Published in: Journal of Health Care for the Poor and Underserved, v. 16, no. 1, Feb. 2005, p. 19-28

by Geoffrey F. Joyce, Dana P. Goldman, Arleen Leibowitz, Abby Alpert, Yuhua Bao

The objective of this study was to assess the socioeconomic circumstances of older patients with HIV and acquired immunodeficiency syndrome (AIDS). The investigators compared subjects from a national probability sample of 2,864 respondents from the HIV Cost and Services Utilization Study (HCSUS, 1996) with 9,810 subjects from Wave 1 (1992) of the Health and Retirement Survey (HRS). Bivariate analyses compare demographic characteristics, financial resources, and health insurance status between older and younger adults and between older adults with HIV and the general population.

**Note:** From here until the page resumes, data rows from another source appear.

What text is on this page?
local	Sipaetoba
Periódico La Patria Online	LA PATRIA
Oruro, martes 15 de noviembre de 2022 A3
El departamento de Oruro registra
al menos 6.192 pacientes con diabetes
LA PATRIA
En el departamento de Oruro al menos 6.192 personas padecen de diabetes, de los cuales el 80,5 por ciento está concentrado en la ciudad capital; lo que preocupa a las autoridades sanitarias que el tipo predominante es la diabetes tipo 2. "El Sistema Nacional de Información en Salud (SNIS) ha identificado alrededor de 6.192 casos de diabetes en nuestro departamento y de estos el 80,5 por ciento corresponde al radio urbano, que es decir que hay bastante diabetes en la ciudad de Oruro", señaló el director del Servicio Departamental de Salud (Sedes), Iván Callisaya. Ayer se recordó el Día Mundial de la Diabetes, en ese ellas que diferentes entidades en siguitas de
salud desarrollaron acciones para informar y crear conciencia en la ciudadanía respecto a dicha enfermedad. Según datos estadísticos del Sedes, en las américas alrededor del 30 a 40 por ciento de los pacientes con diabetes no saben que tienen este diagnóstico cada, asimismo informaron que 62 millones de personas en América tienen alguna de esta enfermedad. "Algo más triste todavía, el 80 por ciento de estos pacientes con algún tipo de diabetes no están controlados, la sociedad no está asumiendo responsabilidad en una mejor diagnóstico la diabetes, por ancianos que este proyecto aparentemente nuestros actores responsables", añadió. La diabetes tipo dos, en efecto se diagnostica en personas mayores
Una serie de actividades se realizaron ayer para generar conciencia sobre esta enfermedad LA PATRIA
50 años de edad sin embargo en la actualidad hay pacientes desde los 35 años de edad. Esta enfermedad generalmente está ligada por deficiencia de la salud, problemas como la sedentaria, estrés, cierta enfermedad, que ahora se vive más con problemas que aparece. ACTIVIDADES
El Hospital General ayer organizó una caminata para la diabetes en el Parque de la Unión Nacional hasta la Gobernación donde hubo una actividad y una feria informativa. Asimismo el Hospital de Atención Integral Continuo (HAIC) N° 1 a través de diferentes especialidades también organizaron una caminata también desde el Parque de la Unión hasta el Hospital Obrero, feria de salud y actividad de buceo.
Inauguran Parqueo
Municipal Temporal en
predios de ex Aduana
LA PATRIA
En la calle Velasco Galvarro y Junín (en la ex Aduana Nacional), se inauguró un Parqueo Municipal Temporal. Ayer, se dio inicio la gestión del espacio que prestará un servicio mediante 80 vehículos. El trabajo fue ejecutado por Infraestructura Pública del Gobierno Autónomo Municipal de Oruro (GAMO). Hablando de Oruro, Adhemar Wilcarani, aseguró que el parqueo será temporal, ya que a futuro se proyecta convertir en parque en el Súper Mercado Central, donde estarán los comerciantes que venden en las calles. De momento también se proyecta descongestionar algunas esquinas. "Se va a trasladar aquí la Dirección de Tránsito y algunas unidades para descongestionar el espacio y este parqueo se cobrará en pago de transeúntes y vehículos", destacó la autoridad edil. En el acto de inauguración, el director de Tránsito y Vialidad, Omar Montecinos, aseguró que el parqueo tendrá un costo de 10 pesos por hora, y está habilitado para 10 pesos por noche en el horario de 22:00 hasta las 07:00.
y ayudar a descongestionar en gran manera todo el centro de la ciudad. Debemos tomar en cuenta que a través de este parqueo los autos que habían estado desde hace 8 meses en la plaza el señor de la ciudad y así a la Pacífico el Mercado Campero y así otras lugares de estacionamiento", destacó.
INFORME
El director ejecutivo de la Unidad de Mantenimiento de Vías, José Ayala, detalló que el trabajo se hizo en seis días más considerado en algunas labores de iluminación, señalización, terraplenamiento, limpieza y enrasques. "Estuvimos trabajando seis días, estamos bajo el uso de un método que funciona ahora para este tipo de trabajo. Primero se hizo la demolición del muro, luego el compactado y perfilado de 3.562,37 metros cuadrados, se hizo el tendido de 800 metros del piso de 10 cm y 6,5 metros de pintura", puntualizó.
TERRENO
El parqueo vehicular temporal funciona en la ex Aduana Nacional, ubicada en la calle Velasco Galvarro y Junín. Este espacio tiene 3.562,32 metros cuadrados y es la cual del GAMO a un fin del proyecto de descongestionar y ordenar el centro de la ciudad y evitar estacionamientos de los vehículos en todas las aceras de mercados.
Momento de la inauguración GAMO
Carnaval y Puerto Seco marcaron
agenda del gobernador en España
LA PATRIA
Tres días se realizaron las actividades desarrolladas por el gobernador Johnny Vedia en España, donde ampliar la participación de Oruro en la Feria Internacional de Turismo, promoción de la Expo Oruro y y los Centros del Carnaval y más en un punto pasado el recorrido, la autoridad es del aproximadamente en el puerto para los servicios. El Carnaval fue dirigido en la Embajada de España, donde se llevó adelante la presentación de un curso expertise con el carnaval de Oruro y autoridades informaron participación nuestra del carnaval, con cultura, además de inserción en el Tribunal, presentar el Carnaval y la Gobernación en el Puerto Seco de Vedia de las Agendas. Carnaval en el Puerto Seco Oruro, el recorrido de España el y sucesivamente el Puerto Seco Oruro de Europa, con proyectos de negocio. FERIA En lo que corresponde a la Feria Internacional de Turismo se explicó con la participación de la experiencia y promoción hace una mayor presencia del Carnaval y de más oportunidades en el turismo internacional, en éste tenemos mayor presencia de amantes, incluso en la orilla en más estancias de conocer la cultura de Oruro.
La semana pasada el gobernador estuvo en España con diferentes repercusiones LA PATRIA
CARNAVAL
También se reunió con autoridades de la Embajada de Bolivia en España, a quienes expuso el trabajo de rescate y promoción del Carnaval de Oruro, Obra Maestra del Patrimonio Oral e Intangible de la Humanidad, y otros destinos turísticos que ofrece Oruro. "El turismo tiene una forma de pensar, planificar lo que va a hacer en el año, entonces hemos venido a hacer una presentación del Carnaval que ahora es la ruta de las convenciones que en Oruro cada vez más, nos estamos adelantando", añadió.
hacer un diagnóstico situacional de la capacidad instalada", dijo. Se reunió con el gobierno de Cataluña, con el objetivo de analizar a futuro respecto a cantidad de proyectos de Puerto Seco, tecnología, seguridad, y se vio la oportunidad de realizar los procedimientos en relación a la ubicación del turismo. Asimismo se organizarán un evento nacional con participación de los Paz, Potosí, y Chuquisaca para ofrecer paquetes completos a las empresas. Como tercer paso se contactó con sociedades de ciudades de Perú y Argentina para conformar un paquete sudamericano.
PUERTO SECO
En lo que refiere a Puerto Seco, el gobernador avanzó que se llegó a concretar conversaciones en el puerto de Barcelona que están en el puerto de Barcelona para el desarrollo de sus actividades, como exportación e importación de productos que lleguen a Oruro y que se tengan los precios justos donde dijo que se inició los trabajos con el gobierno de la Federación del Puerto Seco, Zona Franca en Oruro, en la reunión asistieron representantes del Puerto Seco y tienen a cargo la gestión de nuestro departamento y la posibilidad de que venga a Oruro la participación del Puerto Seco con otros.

It was found that nearly 10% of the HIV-positive population is between the ages of 50 and 61 years. Older whites with HIV are mostly homosexual men who are more well educated, more often privately insured, and more financially stable than the HIV population as a whole. In contrast, older minorities with HIV possess few economic resources in either absolute or relative terms. The success of new drug therapies and the changing demographics of the HIV population necessitate innovative policies that promote labor force participation and continuous access to antiretroviral therapies.